Teferruata ait mes’eleleri bırakıp, dıştan gelen tehlikelere karşı birlik olunmalıdır:

Fikir birliği içinde olamadığımız teferruata ait mes’elelere nasıl bakılmalıdır? Her şeyden evvel, gökten sarkıp gelen ve bütün düşünce dünyamızı saran bu kadar ‘bir’lerimiz dururken, incir çekirdeğini doldurmayacak kadar küçük teferruata dair mes’elelerle meşgûl olmak, abesle iştigâl olsa gerektir. Evet, “..ci...cu” takılarıyla mes’eleyi gündemde tutmamalı, tutmaya çalışanları da ikaz etmeliyiz. Bugün düşüncelerin farklı olduğunu büyüten, bunları mevzû edinen ve böylece arayı daha da açan iki tip insan vardır: Biri, haince ve art niyetle bunu yapan insan; diğeri ise, en basit ve hafif ifâdesiyle, bu işi cehaletinden dolayı yapan kimsedir. Bunun neticesinde, mes’eleyi lâyık-ı vechile kavrayamayan nesiller de, Müslümanlığı parça parça tanımaktadır. Oysa ki, ‘Lâ ilâhe ill’Allah’ sadâkatı içinde olan herkesle Cennet’te beraber olacağız. Öyleyse, kimseyi teferruatla karalayamayız. Allah mahşerde hepimizi el ele haşredecek, kalblerdeki bütün hoşnutsuzlukları silecek ve neticede tahtlara yaslanıp karşılıklı oturacak ve sohbet edeceğiz (Hicr. 15/47).

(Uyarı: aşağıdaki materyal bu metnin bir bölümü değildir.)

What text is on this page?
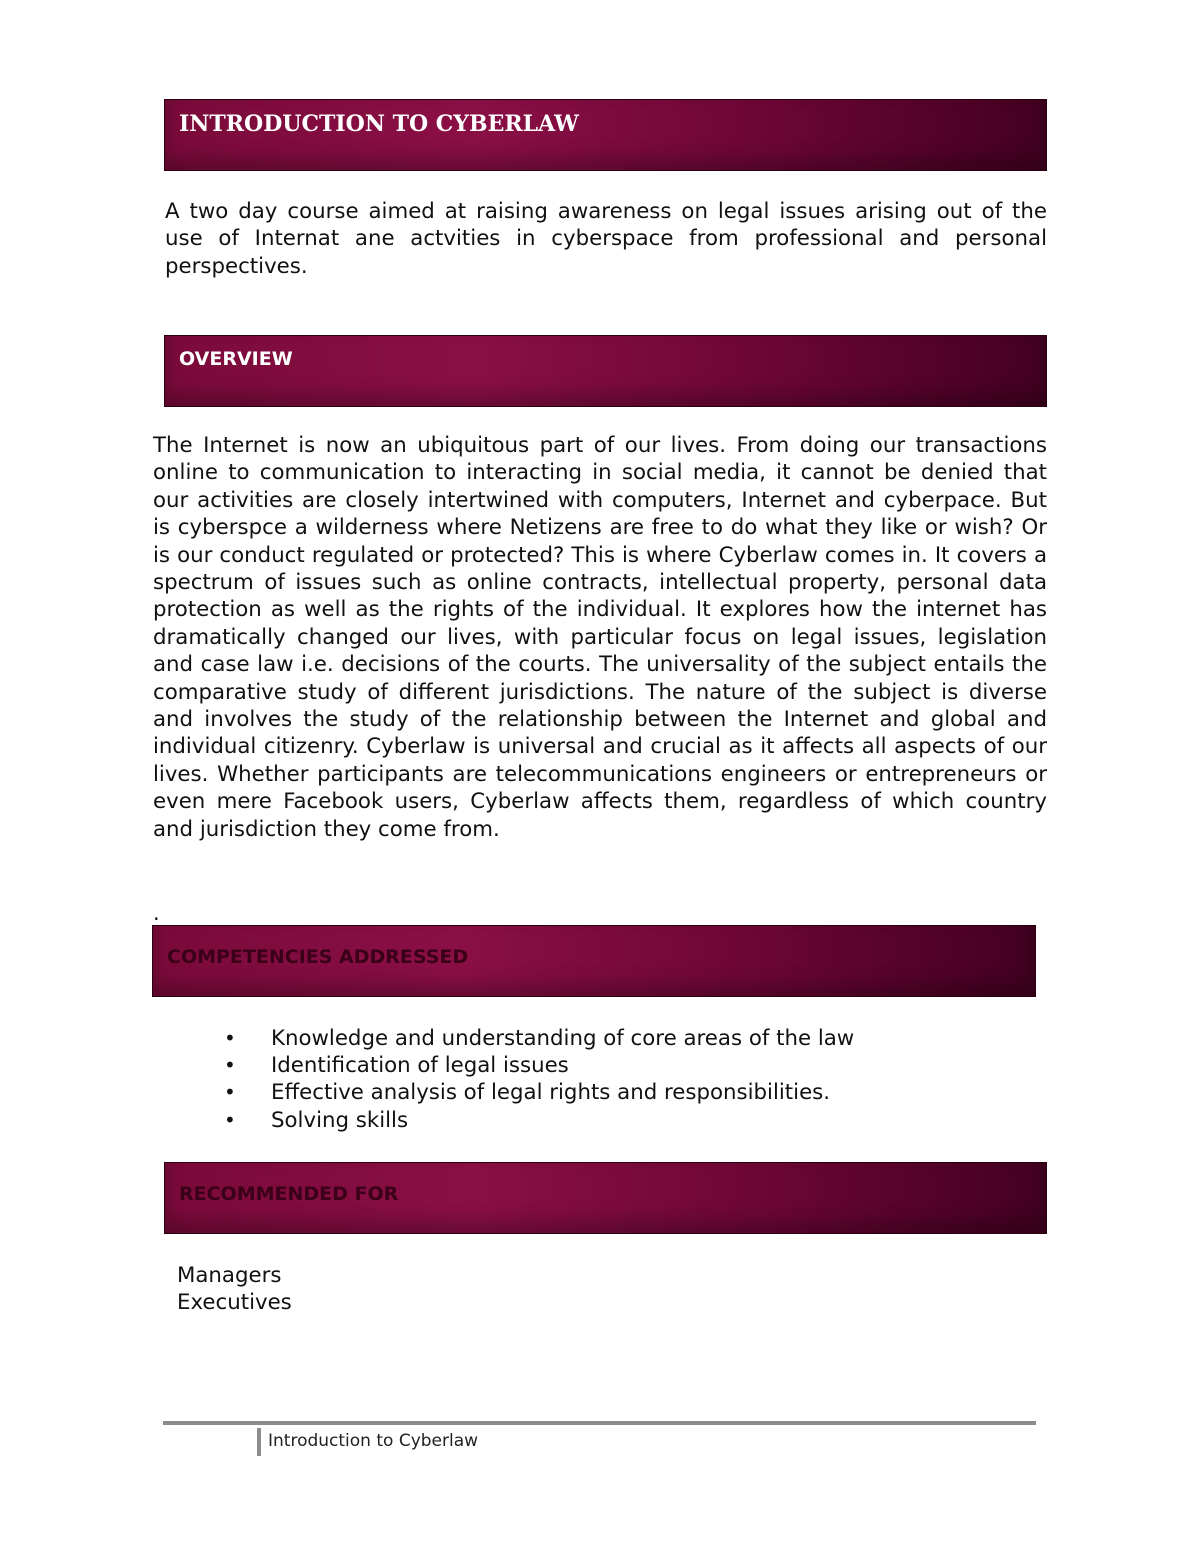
INTRODUCTION TO CYBERLAW

A two day course aimed at raising awareness on legal issues arising out of the use of Internat ane actvities in cyberspace from professional and personal perspectives.

OVERVIEW

The Internet is now an ubiquitous part of our lives. From doing our transactions online to communication to interacting in social media, it cannot be denied that our activities are closely intertwined with computers, Internet and cyberpace. But is cyberspce a wilderness where Netizens are free to do what they like or wish? Or is our conduct regulated or protected? This is where Cyberlaw comes in. It covers a spectrum of issues such as online contracts, intellectual property, personal data protection as well as the rights of the individual. It explores how the internet has dramatically changed our lives, with particular focus on legal issues, legislation and case law i.e. decisions of the courts. The universality of the subject entails the comparative study of different jurisdictions. The nature of the subject is diverse and involves the study of the relationship between the Internet and global and individual citizenry. Cyberlaw is universal and crucial as it affects all aspects of our lives. Whether participants are telecommunications engineers or entrepreneurs or even mere Facebook users, Cyberlaw affects them, regardless of which country and jurisdiction they come from.

.
COMPETENCIES ADDRESSED
• Knowledge and understanding of core areas of the law
• Identification of legal issues
• Effective analysis of legal rights and responsibilities.
• Solving skills
RECOMMENDED FOR
Managers
Executives
Introduction to Cyberlaw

Hakka hizmet, büyük ve ağır bir hazineyi taşımaya benzer. Ona ne kadar çok insan omuz verirse, taşıma o kadar kolaylık ve sür’at kazanmış olur. İşte, biz de mes’eleye böyle bakacak ve bu zaviyeyi her zaman korumaya çalışacağız. Şu kadar ki, arada bir evdeki kardeşler bile atışabilir; mühim olan, bunu hemen unutup, dıştan gelen tehlikelere karşı el birliği içinde olmaktır.